Anomaly Detection: Correlating Weak Signals in Log Analysis

Written by Corey Thuen | Feb 9, 2022 4:02:32 PM

Time is one of the most powerful elements to log and event data. Sadly, it is also one of the most underutilized for a few reasons. First, it's heavily dependent upon retention - the more time range you have covered, the better you can train models on your actual data and environments. Secondly, the time-based analysis also relies on time-based indexing, and many log analysis tools are not indexed time-first.

At Gravwell, we built a time-series data lake from scratch because we wanted to solve these problems and do so at scale. Before founding the company, I worked on the offensive side of cybersecurity at several places. As a result, I can confidently say that an attacker who is willing to take their time and do as much "living off the land" as possible will not be detected by virtually every IDS/IPS. However, they do leave a trail of weak signals for analysis.

Here's an example of extracting weak signals from a single data source. This advanced query takes Zeek connection log data as an input. It first passes over the data to build a statistical model of private-to-private network connections, on a per-host basis, bucketed into 5-minute windows. Then, a second pass over the data applies this model to filter out anything less than two standard deviations away from the normal that was defined in the building of the model. The final results are weak signals that indicate hosts creating a statistically significant number of network connections.
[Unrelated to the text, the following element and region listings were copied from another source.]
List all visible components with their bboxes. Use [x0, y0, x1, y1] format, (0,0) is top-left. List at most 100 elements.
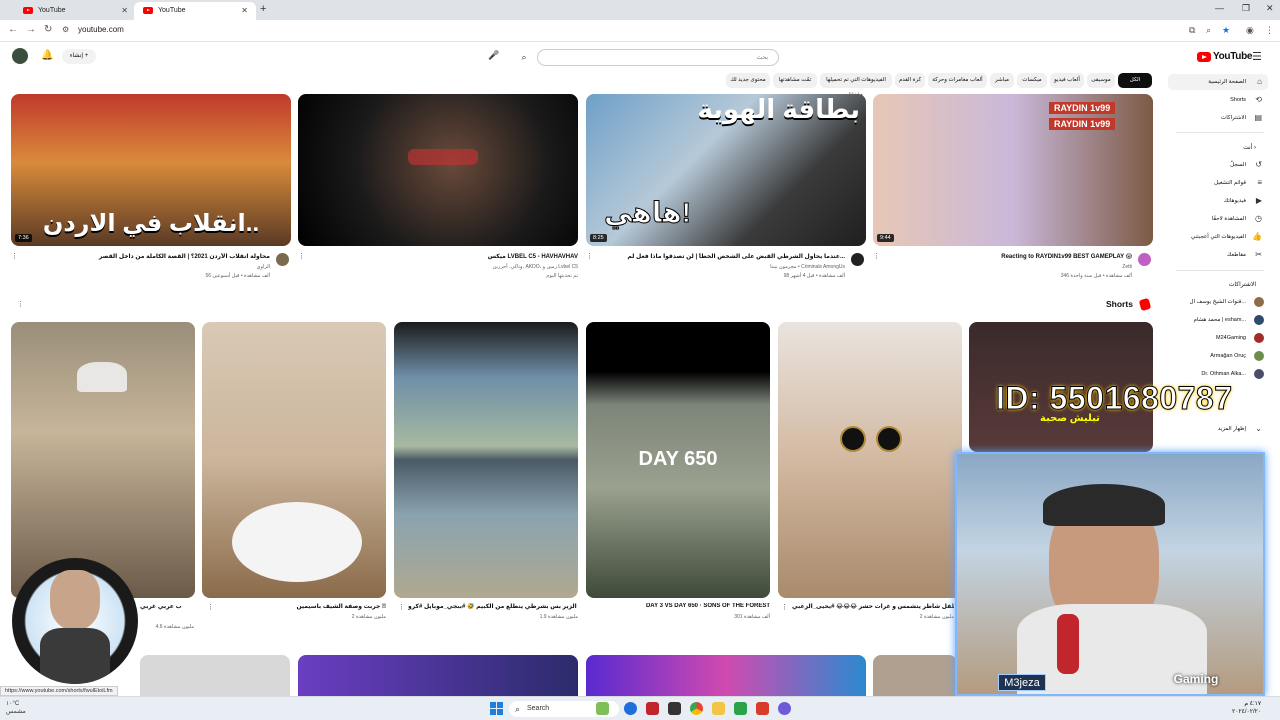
hamburger-menu-icon[interactable]: ☰ — [1252, 50, 1262, 63]
maximize-icon[interactable]: ❐ — [1242, 3, 1250, 14]
voice-search-mic-icon[interactable]: 🎤 — [487, 50, 501, 64]
sidebar-item-playlists[interactable]: قوائم التشغيل ≡ — [1168, 175, 1268, 191]
chip[interactable]: ألعاب فيديو — [1050, 73, 1084, 88]
short-thumbnail[interactable] — [394, 322, 578, 598]
search-input[interactable] — [537, 49, 779, 66]
video-title[interactable]: ميكس LVBEL C5 - HAVHAVHAV — [310, 253, 578, 260]
chip[interactable]: كرة القدم — [895, 73, 925, 88]
sidebar-item-clips[interactable]: مقاطعك ✂ — [1168, 247, 1268, 263]
create-button[interactable]: إنشاء + — [62, 49, 96, 64]
channel-name[interactable]: Zetti — [884, 264, 1132, 270]
sidebar-item-your-videos[interactable]: فيديوهاتك ▶ — [1168, 193, 1268, 209]
sidebar-item-subscriptions[interactable]: الاشتراكات ▤ — [1168, 110, 1268, 126]
more-actions-icon[interactable]: ⋮ — [781, 603, 788, 611]
channel-avatar[interactable] — [851, 253, 864, 266]
short-thumbnail[interactable]: DAY 650 — [586, 322, 770, 598]
sidebar-show-more[interactable]: إظهار المزيد ⌄ — [1168, 421, 1268, 437]
bookmark-star-icon[interactable]: ★ — [1222, 25, 1232, 35]
zoom-icon[interactable]: ⌕ — [1206, 25, 1216, 35]
back-icon[interactable]: ← — [8, 24, 18, 35]
taskbar-app-icon[interactable] — [596, 702, 609, 715]
channel-name[interactable]: وتاكي، أحرزين، AKDO، رمين و Lvbel C5 — [310, 264, 578, 270]
short-title[interactable]: DAY 3 VS DAY 650 · SONS OF THE FOREST — [600, 603, 770, 609]
sidebar-item-history[interactable]: السجلّ ↺ — [1168, 157, 1268, 173]
channel-name[interactable]: الزاوي — [22, 264, 270, 270]
short-thumbnail[interactable] — [202, 322, 386, 598]
close-tab-icon[interactable]: ✕ — [241, 2, 248, 20]
channel-avatar[interactable] — [1138, 253, 1151, 266]
youtube-logo[interactable]: YouTube — [1197, 50, 1253, 64]
short-thumbnail[interactable] — [11, 322, 195, 598]
video-title[interactable]: Reacting to RAYDIN1v99 BEST GAMEPLAY 😱 — [884, 253, 1132, 260]
sidebar-item-shorts[interactable]: Shorts ⟲ — [1168, 92, 1268, 108]
video-thumbnail[interactable] — [873, 655, 957, 696]
browser-tab-active[interactable]: YouTube ✕ — [134, 2, 256, 20]
url-field[interactable]: youtube.com — [78, 25, 124, 34]
more-actions-icon[interactable]: ⋮ — [298, 252, 305, 260]
video-thumbnail[interactable] — [586, 655, 866, 696]
browser-tab[interactable]: YouTube ✕ — [14, 2, 136, 20]
video-title[interactable]: عندما يحاول الشرطي القبض على الشخص الخطأ… — [597, 253, 845, 260]
video-thumbnail[interactable]: بطاقة الهوية هاهي! 8:25 — [586, 94, 866, 246]
sidebar-item-channel[interactable]: محمد هشام | esham... — [1168, 312, 1268, 328]
chip[interactable]: موسيقى — [1087, 73, 1115, 88]
edge-icon[interactable] — [624, 702, 637, 715]
chip[interactable]: ميكسات — [1017, 73, 1047, 88]
notifications-bell-icon[interactable]: 🔔 — [41, 50, 53, 61]
close-tab-icon[interactable]: ✕ — [121, 2, 128, 20]
more-actions-icon[interactable]: ⋮ — [11, 252, 18, 260]
taskbar-app-icon[interactable] — [646, 702, 659, 715]
chip[interactable]: مباشر — [990, 73, 1014, 88]
sidebar-item-channel[interactable]: M24Gaming — [1168, 330, 1268, 346]
sidebar-item-channel[interactable]: Armağan Oruç — [1168, 348, 1268, 364]
taskbar-app-icon[interactable] — [668, 702, 681, 715]
video-thumbnail[interactable]: انقلاب في الاردن.. 7:36 — [11, 94, 291, 246]
video-thumbnail[interactable] — [140, 655, 290, 696]
more-actions-icon[interactable]: ⋮ — [398, 603, 405, 611]
taskbar-clock[interactable]: ٤:١٧ م ٢٠٢٤/٠٢/٢٠ — [1232, 700, 1261, 716]
windows-start-icon[interactable] — [490, 702, 503, 715]
chip[interactable]: الفيديوهات التي تم تحميلها مؤخرًا — [820, 73, 892, 98]
minimize-icon[interactable]: — — [1215, 3, 1224, 13]
close-window-icon[interactable]: ✕ — [1266, 3, 1274, 14]
video-thumbnail[interactable] — [298, 94, 578, 246]
taskbar-app-icon[interactable] — [756, 702, 769, 715]
site-info-icon[interactable]: ⚙ — [62, 25, 69, 34]
install-app-icon[interactable]: ⧉ — [1189, 25, 1199, 35]
account-avatar[interactable] — [12, 48, 28, 64]
shorts-menu-icon[interactable]: ⋮ — [17, 300, 24, 308]
chip[interactable]: تمّت مشاهدتها — [773, 73, 817, 88]
forward-icon[interactable]: → — [26, 24, 36, 35]
weather-widget[interactable]: ١٠°C مشمس — [6, 700, 26, 716]
menu-kebab-icon[interactable]: ⋮ — [1265, 25, 1275, 35]
channel-name[interactable]: مجرمون بيننا • Criminals AmongUs — [597, 264, 845, 270]
new-tab-icon[interactable]: + — [260, 3, 266, 15]
chip[interactable]: محتوى جديد لك — [726, 73, 770, 88]
chrome-icon[interactable] — [690, 702, 703, 715]
short-title[interactable]: أنيق الزير بس بشرطي ينطلع من الكبيم 🤣 #ب… — [408, 603, 578, 610]
sidebar-item-watch-later[interactable]: المشاهدة لاحقًا ◷ — [1168, 211, 1268, 227]
sidebar-item-channel[interactable]: قنوات الشيخ يوسف ال... — [1168, 294, 1268, 310]
short-thumbnail[interactable] — [778, 322, 962, 598]
video-thumbnail[interactable] — [298, 655, 578, 696]
taskbar-app-icon[interactable] — [778, 702, 791, 715]
taskbar-app-icon[interactable] — [734, 702, 747, 715]
more-actions-icon[interactable]: ⋮ — [873, 252, 880, 260]
chip[interactable]: ألعاب مغامرات وحركة — [928, 73, 987, 88]
search-button[interactable]: ⌕ — [513, 49, 535, 66]
chip-all[interactable]: الكل — [1118, 73, 1152, 88]
reload-icon[interactable]: ↻ — [44, 24, 52, 35]
file-explorer-icon[interactable] — [712, 702, 725, 715]
profile-icon[interactable]: ◉ — [1246, 25, 1256, 35]
sidebar-item-liked[interactable]: الفيديوهات التي أعجبتني 👍 — [1168, 229, 1268, 245]
short-title[interactable]: جربت وصفة الشيف باسيمين !! — [218, 603, 386, 610]
video-title[interactable]: محاولة انقلاب الأردن 2021؟ | القصة الكام… — [22, 253, 270, 260]
video-thumbnail[interactable]: RAYDIN 1v99 RAYDIN 1v99 9:44 — [873, 94, 1153, 246]
short-title[interactable]: طفل شاطر يتشمس و غرات حشر 😂😂😂 #يحيى_الزع… — [792, 603, 954, 610]
sidebar-item-home[interactable]: الصفحة الرئيسية ⌂ — [1168, 74, 1268, 90]
sidebar-section-you[interactable]: أنت › — [1168, 144, 1262, 151]
short-title[interactable]: شاب عربي غربي 😂😂 comedy# #الضراب# — [140, 603, 182, 610]
more-actions-icon[interactable]: ⋮ — [586, 252, 593, 260]
more-actions-icon[interactable]: ⋮ — [207, 603, 214, 611]
channel-avatar[interactable] — [276, 253, 289, 266]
@stats{tag=zeekconn ax orig resp resp_port | ip orig~PRIVATE resp~PRIVATE | stats unique_count(resp_port) by orig resp over 5m | stats sum(unique_count) by orig over 5m
| stats mean(sum) by orig stddev(sum) by orig
| eval stddev != 0
| table -nt orig stddev mean};

tag=zeekconn ax orig resp resp_port | ip orig~PRIVATE resp~PRIVATE | stats unique_count(resp_port) by orig resp over 5m | stats sum(unique_count) by orig over 5m
| lookup -r @stats orig orig (stddev mean)
/*change the "*2" to be more extreme with how many stddevs it takes to stand out*/
| eval sum > toFloat(mean)+(toFloat(stddev)*2)
| chart sum by orig limit 20

Go from this:

To this:

The best part about building an analytics pipeline for arbitrary data is that you can be insanely flexible with it once created. If I wanted to narrow the scope of this technique down to only port 445 traffic, I just have to tweak the query to add a filter as a separate module or inline with the extractors: `tag=zeekconn ax orig resp resp_port` becomes `tag=zeekconn ax orig resp resp_port=="445"`

By itself, this query isn't game-changing. It has some use individually, but the real power comes when we correlate this weak signal with others. By creating similar queries for other data sources, we can identify hosts behaving slightly differently than they usually do. In addition, these weak signals can be temporally correlated to create a story of how the system behavior has changed.
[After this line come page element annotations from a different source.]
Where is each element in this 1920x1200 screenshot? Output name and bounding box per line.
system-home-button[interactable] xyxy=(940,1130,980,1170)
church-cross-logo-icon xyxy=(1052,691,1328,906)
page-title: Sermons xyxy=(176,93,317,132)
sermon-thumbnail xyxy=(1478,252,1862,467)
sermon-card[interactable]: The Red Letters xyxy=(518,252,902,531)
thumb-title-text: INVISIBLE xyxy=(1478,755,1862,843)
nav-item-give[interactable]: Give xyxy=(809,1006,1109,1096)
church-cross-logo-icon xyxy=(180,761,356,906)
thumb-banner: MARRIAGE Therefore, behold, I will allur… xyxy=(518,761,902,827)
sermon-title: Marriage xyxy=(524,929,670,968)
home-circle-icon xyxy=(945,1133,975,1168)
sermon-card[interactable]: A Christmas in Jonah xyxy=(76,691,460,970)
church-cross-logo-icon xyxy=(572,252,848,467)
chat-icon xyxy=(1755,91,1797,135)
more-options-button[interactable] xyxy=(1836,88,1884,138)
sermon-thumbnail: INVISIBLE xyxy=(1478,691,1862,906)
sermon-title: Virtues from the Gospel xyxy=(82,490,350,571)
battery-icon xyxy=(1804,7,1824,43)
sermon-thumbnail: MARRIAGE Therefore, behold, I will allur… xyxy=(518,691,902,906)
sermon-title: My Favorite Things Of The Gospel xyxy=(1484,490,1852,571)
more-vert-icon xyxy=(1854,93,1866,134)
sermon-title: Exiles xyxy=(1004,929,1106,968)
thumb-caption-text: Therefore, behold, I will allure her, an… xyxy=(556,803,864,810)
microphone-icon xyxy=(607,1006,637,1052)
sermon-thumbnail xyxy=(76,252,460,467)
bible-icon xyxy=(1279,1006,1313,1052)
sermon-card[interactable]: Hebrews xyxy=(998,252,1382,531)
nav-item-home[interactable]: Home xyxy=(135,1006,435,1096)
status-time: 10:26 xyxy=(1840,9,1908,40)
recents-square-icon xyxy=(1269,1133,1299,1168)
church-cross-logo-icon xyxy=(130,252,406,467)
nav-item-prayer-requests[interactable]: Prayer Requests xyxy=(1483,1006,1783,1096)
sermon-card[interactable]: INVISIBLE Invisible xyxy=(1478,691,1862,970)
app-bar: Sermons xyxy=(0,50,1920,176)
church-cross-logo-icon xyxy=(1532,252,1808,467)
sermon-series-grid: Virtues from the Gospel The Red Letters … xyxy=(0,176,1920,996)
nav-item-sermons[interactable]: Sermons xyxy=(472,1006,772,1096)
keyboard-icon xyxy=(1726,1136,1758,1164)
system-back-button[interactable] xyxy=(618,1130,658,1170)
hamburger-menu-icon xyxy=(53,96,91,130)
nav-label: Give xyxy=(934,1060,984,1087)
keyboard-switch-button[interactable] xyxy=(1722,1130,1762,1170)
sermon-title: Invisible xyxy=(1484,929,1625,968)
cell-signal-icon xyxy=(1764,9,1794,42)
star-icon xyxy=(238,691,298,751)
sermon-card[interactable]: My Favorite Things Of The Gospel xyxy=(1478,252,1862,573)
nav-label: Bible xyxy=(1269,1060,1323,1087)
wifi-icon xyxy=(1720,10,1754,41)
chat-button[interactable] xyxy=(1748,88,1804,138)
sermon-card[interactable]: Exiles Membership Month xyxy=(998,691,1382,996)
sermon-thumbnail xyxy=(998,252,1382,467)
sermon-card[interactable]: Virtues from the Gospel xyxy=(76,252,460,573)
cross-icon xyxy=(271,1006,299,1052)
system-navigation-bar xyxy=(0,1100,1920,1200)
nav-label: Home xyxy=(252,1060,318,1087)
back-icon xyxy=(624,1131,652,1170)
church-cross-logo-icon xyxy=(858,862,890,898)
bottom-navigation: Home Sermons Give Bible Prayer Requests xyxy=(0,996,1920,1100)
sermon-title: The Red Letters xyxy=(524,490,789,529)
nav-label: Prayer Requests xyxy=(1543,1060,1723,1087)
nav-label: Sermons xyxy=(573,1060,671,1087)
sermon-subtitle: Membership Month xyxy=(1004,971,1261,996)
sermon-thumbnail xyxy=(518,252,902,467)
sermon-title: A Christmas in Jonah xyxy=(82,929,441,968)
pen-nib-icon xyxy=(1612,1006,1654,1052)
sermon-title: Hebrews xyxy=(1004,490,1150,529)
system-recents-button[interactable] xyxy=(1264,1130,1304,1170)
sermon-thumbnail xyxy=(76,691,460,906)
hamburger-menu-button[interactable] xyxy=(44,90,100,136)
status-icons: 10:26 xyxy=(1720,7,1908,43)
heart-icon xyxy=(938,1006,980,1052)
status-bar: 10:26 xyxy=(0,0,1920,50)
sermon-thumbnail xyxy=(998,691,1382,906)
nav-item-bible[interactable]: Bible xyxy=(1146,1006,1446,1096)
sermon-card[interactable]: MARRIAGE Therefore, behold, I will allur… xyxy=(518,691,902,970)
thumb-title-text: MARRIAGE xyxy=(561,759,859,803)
Here's a query that runs over a period of time to build a process allowlist using Sysmon data. Sysmon is a fantastic data source for any windows endpoint because it gives you complete exe & dll logs, DNS logs, and a lot more. The Gravwell `table` module allows for saving the results as a resource (in this case called "procbaseline") which we can reference in another query to identify any changes. Again, a bit too noisy to make this a "strong" signal and create an alert any time there's an allowlist violation, even on a domain controller, but a fantastic signal to correlate with other activity.
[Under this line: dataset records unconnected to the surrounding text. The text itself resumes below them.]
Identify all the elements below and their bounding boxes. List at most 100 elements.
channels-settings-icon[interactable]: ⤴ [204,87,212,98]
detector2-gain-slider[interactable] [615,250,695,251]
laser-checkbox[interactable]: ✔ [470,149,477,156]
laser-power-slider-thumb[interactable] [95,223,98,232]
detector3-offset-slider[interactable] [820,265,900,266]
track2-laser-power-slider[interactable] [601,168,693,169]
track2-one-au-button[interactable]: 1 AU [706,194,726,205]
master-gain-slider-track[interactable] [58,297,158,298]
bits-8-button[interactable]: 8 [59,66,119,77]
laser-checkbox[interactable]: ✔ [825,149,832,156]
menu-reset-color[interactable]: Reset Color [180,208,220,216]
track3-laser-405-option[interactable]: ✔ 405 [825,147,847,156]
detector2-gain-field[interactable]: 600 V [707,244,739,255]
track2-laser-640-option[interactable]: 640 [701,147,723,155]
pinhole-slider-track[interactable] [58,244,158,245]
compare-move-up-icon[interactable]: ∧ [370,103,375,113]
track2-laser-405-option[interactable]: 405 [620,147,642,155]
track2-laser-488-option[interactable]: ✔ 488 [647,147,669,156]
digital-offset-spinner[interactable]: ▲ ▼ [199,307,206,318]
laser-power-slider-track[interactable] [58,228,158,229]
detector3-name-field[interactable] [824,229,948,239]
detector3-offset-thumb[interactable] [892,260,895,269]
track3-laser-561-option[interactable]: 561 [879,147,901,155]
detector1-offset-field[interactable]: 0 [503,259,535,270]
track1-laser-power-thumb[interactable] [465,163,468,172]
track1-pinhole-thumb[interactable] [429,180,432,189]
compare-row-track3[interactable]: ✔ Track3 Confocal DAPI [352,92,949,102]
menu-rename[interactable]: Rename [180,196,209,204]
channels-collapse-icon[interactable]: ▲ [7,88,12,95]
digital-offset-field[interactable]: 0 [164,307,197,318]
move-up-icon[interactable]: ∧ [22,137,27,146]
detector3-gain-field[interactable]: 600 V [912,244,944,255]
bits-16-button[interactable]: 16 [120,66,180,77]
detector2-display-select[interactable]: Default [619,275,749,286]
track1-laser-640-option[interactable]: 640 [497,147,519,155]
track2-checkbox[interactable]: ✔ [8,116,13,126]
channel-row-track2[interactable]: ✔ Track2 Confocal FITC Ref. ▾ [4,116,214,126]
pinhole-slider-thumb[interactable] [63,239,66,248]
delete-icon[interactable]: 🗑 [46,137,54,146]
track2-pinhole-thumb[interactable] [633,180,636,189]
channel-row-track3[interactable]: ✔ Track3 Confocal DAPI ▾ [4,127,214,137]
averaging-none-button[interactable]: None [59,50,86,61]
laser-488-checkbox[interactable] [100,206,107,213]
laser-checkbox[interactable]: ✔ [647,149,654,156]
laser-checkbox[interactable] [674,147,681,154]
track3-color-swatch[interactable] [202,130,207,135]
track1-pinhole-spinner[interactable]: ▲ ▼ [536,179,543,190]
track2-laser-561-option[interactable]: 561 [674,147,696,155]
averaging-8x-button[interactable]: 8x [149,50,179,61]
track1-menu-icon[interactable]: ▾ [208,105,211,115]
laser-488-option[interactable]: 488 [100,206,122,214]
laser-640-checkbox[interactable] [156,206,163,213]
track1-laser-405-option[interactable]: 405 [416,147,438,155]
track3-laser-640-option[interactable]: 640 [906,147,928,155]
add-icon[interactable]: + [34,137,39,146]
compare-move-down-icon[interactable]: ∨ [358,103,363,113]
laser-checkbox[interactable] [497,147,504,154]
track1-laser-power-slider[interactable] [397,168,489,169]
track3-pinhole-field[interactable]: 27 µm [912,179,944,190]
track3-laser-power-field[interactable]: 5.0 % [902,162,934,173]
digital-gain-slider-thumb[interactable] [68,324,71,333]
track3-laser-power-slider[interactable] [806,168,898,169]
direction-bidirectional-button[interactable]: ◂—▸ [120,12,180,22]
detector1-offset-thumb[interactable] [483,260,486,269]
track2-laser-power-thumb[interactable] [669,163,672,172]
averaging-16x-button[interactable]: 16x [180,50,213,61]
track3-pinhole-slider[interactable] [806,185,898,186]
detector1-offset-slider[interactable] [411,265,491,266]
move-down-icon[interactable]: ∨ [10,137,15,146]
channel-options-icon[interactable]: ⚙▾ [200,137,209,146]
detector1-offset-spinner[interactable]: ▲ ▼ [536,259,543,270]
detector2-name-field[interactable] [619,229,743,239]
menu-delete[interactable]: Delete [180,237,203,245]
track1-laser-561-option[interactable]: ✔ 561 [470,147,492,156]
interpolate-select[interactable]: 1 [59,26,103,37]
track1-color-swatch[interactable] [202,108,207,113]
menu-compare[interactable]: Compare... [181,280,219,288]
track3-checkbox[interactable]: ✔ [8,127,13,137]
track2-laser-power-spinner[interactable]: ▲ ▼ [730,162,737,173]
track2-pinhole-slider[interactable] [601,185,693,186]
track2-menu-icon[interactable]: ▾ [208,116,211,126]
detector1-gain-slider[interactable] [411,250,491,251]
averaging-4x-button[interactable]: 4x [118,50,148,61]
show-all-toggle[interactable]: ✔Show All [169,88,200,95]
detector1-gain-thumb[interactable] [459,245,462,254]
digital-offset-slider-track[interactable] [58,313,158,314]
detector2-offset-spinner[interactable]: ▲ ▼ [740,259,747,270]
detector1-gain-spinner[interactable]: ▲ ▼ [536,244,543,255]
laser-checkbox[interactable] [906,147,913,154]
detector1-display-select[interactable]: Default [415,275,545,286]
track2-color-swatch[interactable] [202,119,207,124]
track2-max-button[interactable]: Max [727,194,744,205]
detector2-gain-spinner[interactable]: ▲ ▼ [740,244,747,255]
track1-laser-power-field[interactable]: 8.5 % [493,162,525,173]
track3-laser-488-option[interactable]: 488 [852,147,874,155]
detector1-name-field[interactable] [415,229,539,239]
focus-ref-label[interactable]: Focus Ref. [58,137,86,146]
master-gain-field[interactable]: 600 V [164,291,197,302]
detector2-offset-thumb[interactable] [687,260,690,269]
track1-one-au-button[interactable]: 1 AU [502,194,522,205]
Create the baseline with a date range of five days prior to the relevant period of investigation:


tag=sysmon winlog EventID==1 Computer User Hashes Image
| kv -e Hashes -d "," MD5 SHA256
| count by Computer SHA256
| table -save procbaseline SRC Computer User MD5 SHA256 Image count

And referencing the baseline to find allowlist violations:


tag=sysmon winlog EventID==1 Computer User Hashes Image
| kv -e Hashes -d "," MD5 SHA256
| lookup -r "procbaseline" -s -v SHA256 SHA256 count
| count by Computer SHA256
| table SRC Computer User MD5 SHA256 Image count

This first screenshot is a search showing all processes that were executed on any windows endpoint that's being monitored. The list is far too large for a human to peruse. The second screenshot is a list of only process allowlist violations.

Go from this:

To this:

These types of queries help you gain defenders' advantage by understanding what's present on the network, how hosts behave, and what's normal for your organization. They are helpful for cybersecurity and DevOps. Things really get taken to the next level when all of this is automated, and the first few steps of threat hunting are done for you. It's far better to start from a report including all anomalous network traffic, process allowlist changes, process denylist violations, and other machine-gatherable information.

Automated weak signal correlation brings that feeling of omniscience that we want in our IT environments. No question should be unanswerable. Nothing so much as sneezes on the network or hosts without you knowing about it. When all your data is in one place in its raw, actionable form and not normalized into impotence, you really do feel like an all-seeing, all-knowing master of your data universe.